It’s about the high performance data capture (and a little about the auto manufacturing capabilities) — McLaren meets Apple??
At Notion we have been keeping an eye on the automotive industry for a while now as we believe it’s a market that, as it transitions from selling cars to offering mobility as a service, will cause broader tectonic shifts into our overall way of life, and not just in terms of transportation. We started our venture in this massive transition by joining FIVE.AI’s journey earlier this year.
So when the rumors started a couple of weeks ago that Apple might have taken an interest in McLaren we decided to take a look at why McLaren might make an interesting acquisition target, and what this means for tech companies trying to partner with more traditional auto manufacturers. And to be clear, we’re still not sure if we are looking at an acquisition, strategic investment, a partnership, or just unfounded gossip.
The British automotive company was founded in 1965 by Bruce McLaren as a motor racing team. It has since then grown into a conglomerate with $475M in revenues and has diversified into other precision manufacturing areas. The group is now broken down into:
McLaren Applied Technologies
Absolute Taste (A thriving luxury catering business…)
McLaren Technology Centre
While a few of these might represent an interesting acquisition target, the one to focus on is McLaren Applied Technologies (previous McLaren Electronic Systems); in my view the crown jewel. The Applied Technology team which creates control and data systems has applied its research across healthcare and energy amongst other sectors but their true expertise lies of course in automotive and especially in the highest levels of motorsport. Their high-rate real time telemetry systems were first used for sports cars at Le Mans in 1991 and in F1 in 1993. They now provide the powertrain control and principal data logging tools for all competitors in those championships which are capable of dealing with large volumes of time-series data generated from various sensors in real time (including F1, Nascar, IndyCar etc). Some of their flagship products, like vTAG and ATLAS, focus on the viewing, analysis, recording and management of data primarily in the field of body dynamics (body roll, damper height, body flex etc). The team also developed an extensive and impressive collection of sensors. All of this allows teams to analyze data in real time, run simulations, and optimize their vehicles accordingly.
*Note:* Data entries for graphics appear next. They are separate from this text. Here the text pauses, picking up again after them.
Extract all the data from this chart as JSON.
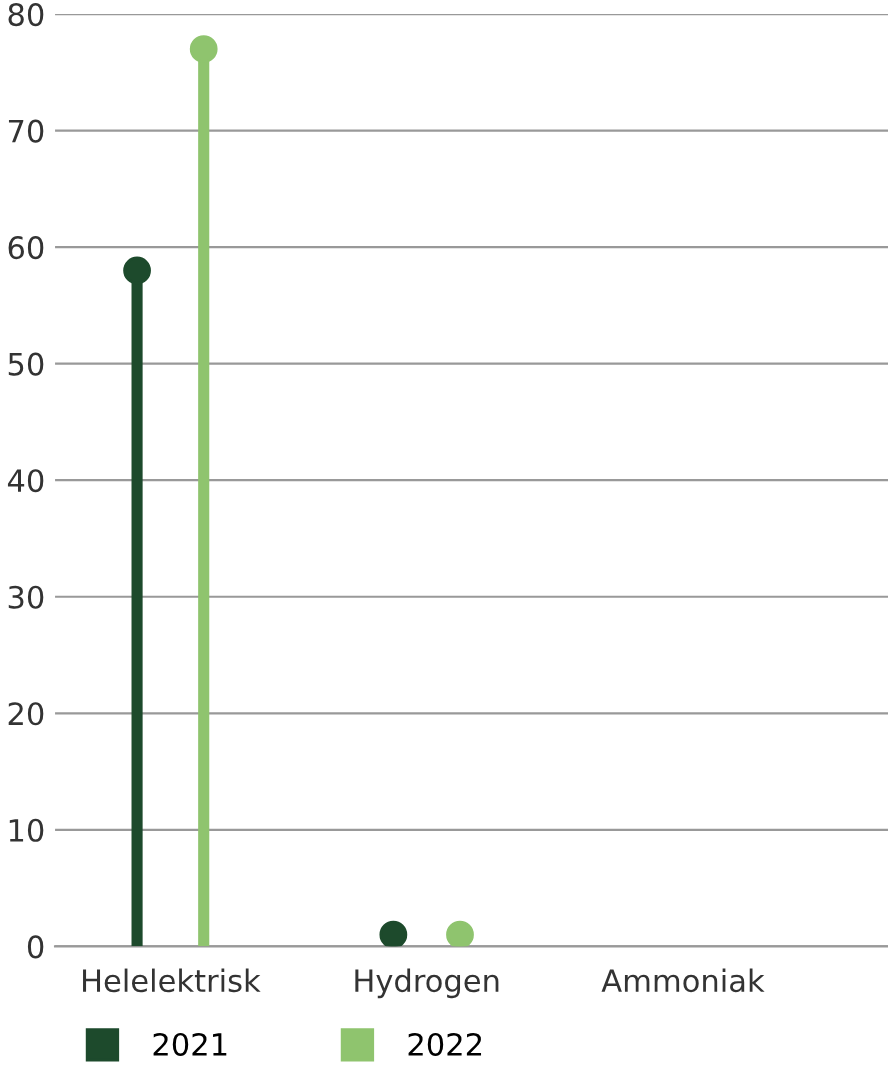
{
  "chart_data": {
    "type": "lollipop",
    "categories": [
      "Helelektrisk",
      "Hydrogen",
      "Ammoniak"
    ],
    "series": [
      {
        "name": "2021",
        "color": "#1d4a2c",
        "values": [
          58,
          1,
          null
        ]
      },
      {
        "name": "2022",
        "color": "#8fc46e",
        "values": [
          77,
          1,
          null
        ]
      }
    ],
    "ylim": [
      0,
      80
    ],
    "yticks": [
      0,
      10,
      20,
      30,
      40,
      50,
      60,
      70,
      80
    ],
    "grid": "y",
    "legend": "bottom left",
    "marker": "circle"
  }
}
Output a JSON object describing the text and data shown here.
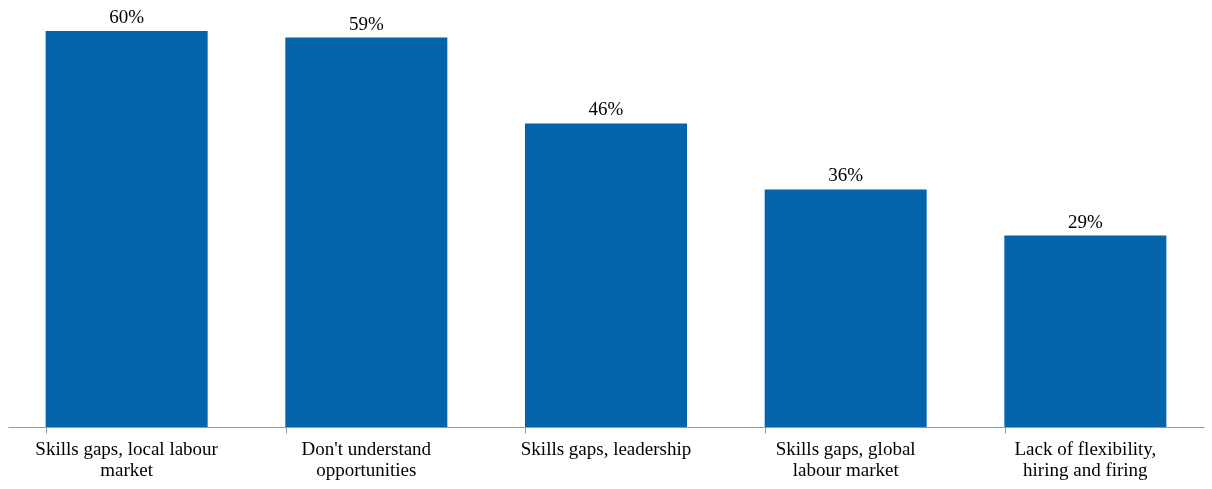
{
  "chart_data": {
    "type": "bar",
    "categories": [
      "Skills gaps, local labour\nmarket",
      "Don't understand\nopportunities",
      "Skills gaps, leadership",
      "Skills gaps, global\nlabour market",
      "Lack of flexibility,\nhiring and firing"
    ],
    "values": [
      60,
      59,
      46,
      36,
      29
    ],
    "value_labels": [
      "60%",
      "59%",
      "46%",
      "36%",
      "29%"
    ],
    "color": "#0563ab",
    "grid": false,
    "tick_labels": "x"
  }
}
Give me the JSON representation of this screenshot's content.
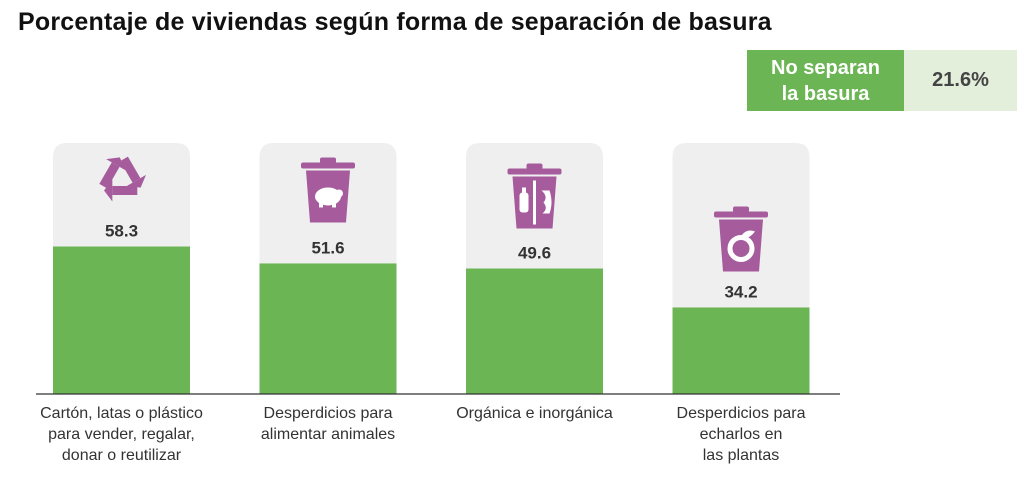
{
  "chart_data": {
    "type": "bar",
    "title": "Porcentaje de viviendas según forma de separación de basura",
    "categories": [
      "Cartón, latas o plástico\npara vender, regalar,\ndonar o reutilizar",
      "Desperdicios para\nalimentar animales",
      "Orgánica e inorgánica",
      "Desperdicios para\necharlos en\nlas plantas"
    ],
    "values": [
      58.3,
      51.6,
      49.6,
      34.2
    ],
    "value_labels": [
      "58.3",
      "51.6",
      "49.6",
      "34.2"
    ],
    "icons": [
      "recycle-icon",
      "piggy-bank-bin-icon",
      "split-bin-icon",
      "compost-bin-icon"
    ],
    "ylim": [
      0,
      100
    ],
    "xlabel": "",
    "ylabel": "",
    "grid": false
  },
  "highlight": {
    "label": "No separan\nla basura",
    "value": "21.6%"
  },
  "colors": {
    "bar": "#6cb554",
    "bar_background": "#efefef",
    "icon": "#a55b9c",
    "axis": "#333333",
    "highlight_label_bg": "#6cb554",
    "highlight_value_bg": "#e3efdb"
  }
}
It is easy to understand why Apple might be interested in a team that has developed such high quality hardware and software technologies that have successfully been embedded into racing cars, performing while being subjected to the most extreme conditions. Especially the modeling and simulation expertise on the team would be a highly sought after talent pool. This would allow anyone managing an autonomous vehicle fleet, the ability to track, analyze, and control virtually all aspects of vehicles in motion, in real time. This is a set of capabilities which Apple (rumoured to be building its own vehicle), and most pure tech players have yet to develop, and acquiring/partnering with someone like McLaren could help them significantly speed up their product roadmap. The traditional vehicle OEMs would have developed in-house expertise for some of these capabilities over the years, but for someone building a vehicle themselves, Apple will need to have this in house as well to complete another piece of its full-stack puzzle.
While working at Living PlanIT I had the pleasure of engaging extensively with the Mclaren Applied Technologies team as one of our partners and seen their impressive operations and quality of their work. (I also had the pleasure to also visit their amazing technology centre in Woking on several occasions — a must visit for F1 fans). So no wonder they’re a target for any serious player in the autonomous vehicle space.
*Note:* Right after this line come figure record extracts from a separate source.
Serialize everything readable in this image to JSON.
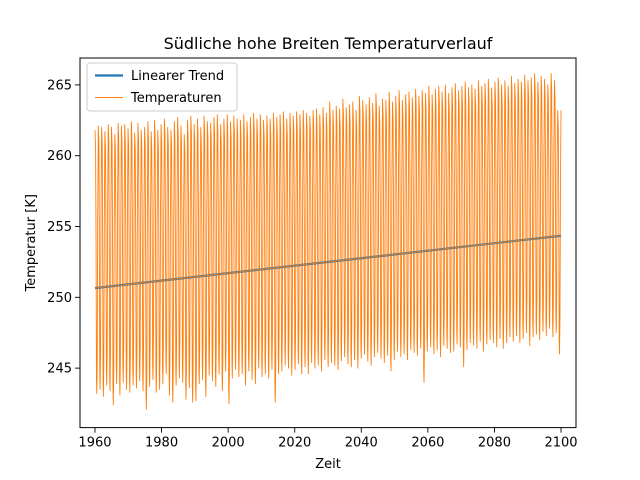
{
  "chart_data": {
    "type": "line",
    "title": "Südliche hohe Breiten Temperaturverlauf",
    "xlabel": "Zeit",
    "ylabel": "Temperatur [K]",
    "xlim": [
      1955.5,
      2104.5
    ],
    "ylim": [
      240.8,
      266.9
    ],
    "xticks": [
      1960,
      1980,
      2000,
      2020,
      2040,
      2060,
      2080,
      2100
    ],
    "yticks": [
      245,
      250,
      255,
      260,
      265
    ],
    "grid": false,
    "legend_position": "top-left",
    "legend": [
      "Linearer Trend",
      "Temperaturen"
    ],
    "series": [
      {
        "name": "Linearer Trend",
        "color": "#1f77b4",
        "x": [
          1960,
          2100
        ],
        "values": [
          250.65,
          254.35
        ]
      },
      {
        "name": "Temperaturen",
        "color": "#ff7f0e",
        "start_year": 1960,
        "end_year": 2100,
        "annual_min": [
          243.2,
          243.5,
          243.0,
          243.8,
          243.4,
          242.4,
          243.9,
          243.1,
          244.0,
          243.5,
          243.3,
          243.8,
          243.6,
          244.1,
          243.4,
          242.1,
          243.7,
          244.2,
          243.3,
          243.5,
          243.9,
          244.6,
          243.1,
          242.6,
          243.8,
          244.3,
          244.0,
          242.8,
          243.6,
          242.6,
          242.7,
          243.9,
          244.2,
          243.0,
          244.5,
          244.1,
          243.7,
          244.6,
          243.4,
          244.8,
          242.5,
          244.3,
          244.9,
          244.4,
          244.6,
          243.8,
          244.8,
          244.2,
          243.9,
          245.0,
          244.4,
          244.6,
          244.3,
          244.9,
          242.6,
          244.6,
          244.8,
          245.2,
          245.0,
          244.5,
          244.9,
          245.3,
          244.6,
          245.1,
          244.6,
          245.4,
          245.0,
          245.2,
          244.8,
          245.6,
          245.1,
          245.4,
          245.2,
          244.9,
          245.5,
          245.8,
          245.3,
          245.1,
          245.6,
          245.0,
          245.7,
          246.0,
          245.5,
          245.2,
          245.8,
          246.1,
          245.7,
          245.4,
          245.9,
          244.8,
          245.6,
          246.2,
          245.8,
          246.0,
          245.6,
          246.3,
          246.1,
          245.9,
          246.4,
          244.0,
          246.2,
          246.5,
          246.0,
          246.3,
          245.8,
          246.6,
          246.4,
          246.1,
          246.2,
          246.7,
          246.5,
          245.1,
          246.3,
          246.8,
          246.6,
          246.4,
          246.9,
          246.2,
          246.7,
          247.0,
          246.8,
          246.5,
          247.1,
          246.4,
          246.8,
          247.2,
          246.9,
          247.3,
          246.8,
          247.1,
          247.5,
          246.6,
          247.2,
          247.4,
          247.0,
          247.6,
          247.3,
          247.8,
          247.2,
          247.5,
          246.0
        ],
        "annual_max": [
          261.8,
          262.1,
          262.0,
          261.7,
          262.2,
          262.0,
          261.5,
          262.3,
          262.1,
          262.2,
          261.9,
          262.4,
          261.6,
          262.3,
          261.8,
          262.0,
          262.4,
          261.7,
          262.5,
          261.8,
          262.2,
          262.6,
          262.0,
          261.8,
          262.4,
          262.7,
          262.1,
          261.5,
          262.5,
          262.8,
          262.2,
          262.6,
          262.0,
          262.8,
          262.4,
          262.3,
          262.7,
          262.9,
          262.2,
          262.6,
          262.9,
          262.4,
          262.8,
          262.6,
          262.5,
          262.9,
          262.4,
          262.7,
          263.0,
          262.6,
          262.9,
          262.5,
          262.8,
          262.6,
          263.0,
          262.7,
          262.9,
          263.1,
          262.6,
          263.0,
          262.8,
          263.1,
          262.9,
          263.2,
          263.0,
          262.8,
          263.2,
          263.3,
          262.9,
          263.4,
          263.0,
          263.8,
          263.2,
          263.5,
          263.3,
          264.0,
          263.4,
          263.6,
          263.8,
          263.2,
          264.2,
          263.9,
          263.6,
          264.1,
          263.7,
          264.4,
          263.5,
          264.0,
          263.9,
          264.5,
          263.8,
          264.2,
          264.6,
          263.9,
          264.3,
          264.5,
          264.1,
          264.7,
          264.2,
          264.6,
          264.4,
          264.9,
          264.3,
          264.7,
          264.9,
          264.5,
          265.0,
          264.4,
          264.8,
          265.1,
          264.6,
          264.9,
          265.2,
          264.8,
          265.0,
          264.7,
          265.3,
          264.9,
          265.1,
          265.4,
          264.8,
          265.2,
          265.5,
          265.0,
          265.3,
          264.9,
          265.6,
          265.1,
          265.4,
          265.2,
          265.7,
          265.3,
          265.5,
          265.8,
          265.2,
          265.6,
          265.4,
          265.0,
          265.8,
          265.3,
          263.2
        ]
      }
    ]
  }
}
As this point, it’s hard to tell if these rumors are substantiated, nothing but gossips, or serious acquisition talks that fall through without ever going public. What is clear is that pure tech players will struggle to build a car on their own. We’ve seen Google and Apple push back their release dates and cycle through a few project leaders. Up until now, analysts have focused on traditional OEM’s lead in terms of manufacturing and infrastructure as opposed to tech player’s owning the state of the art in terms of machine learning. Players have tried to compensate with investments (Tesla Giga-Factory) and acquisitions (GM-Cruise), but one area that has been ignored is high performance data capture. Regular winners at LeMan and F1 have used, and enriched, systems like those produced by McLaren Applied Technology. Just a GM’s acquisition of Cruise triggered an applied ML for automotive acquisition race, an Apple-McLaren announcement could do the same for high performance data capture systems.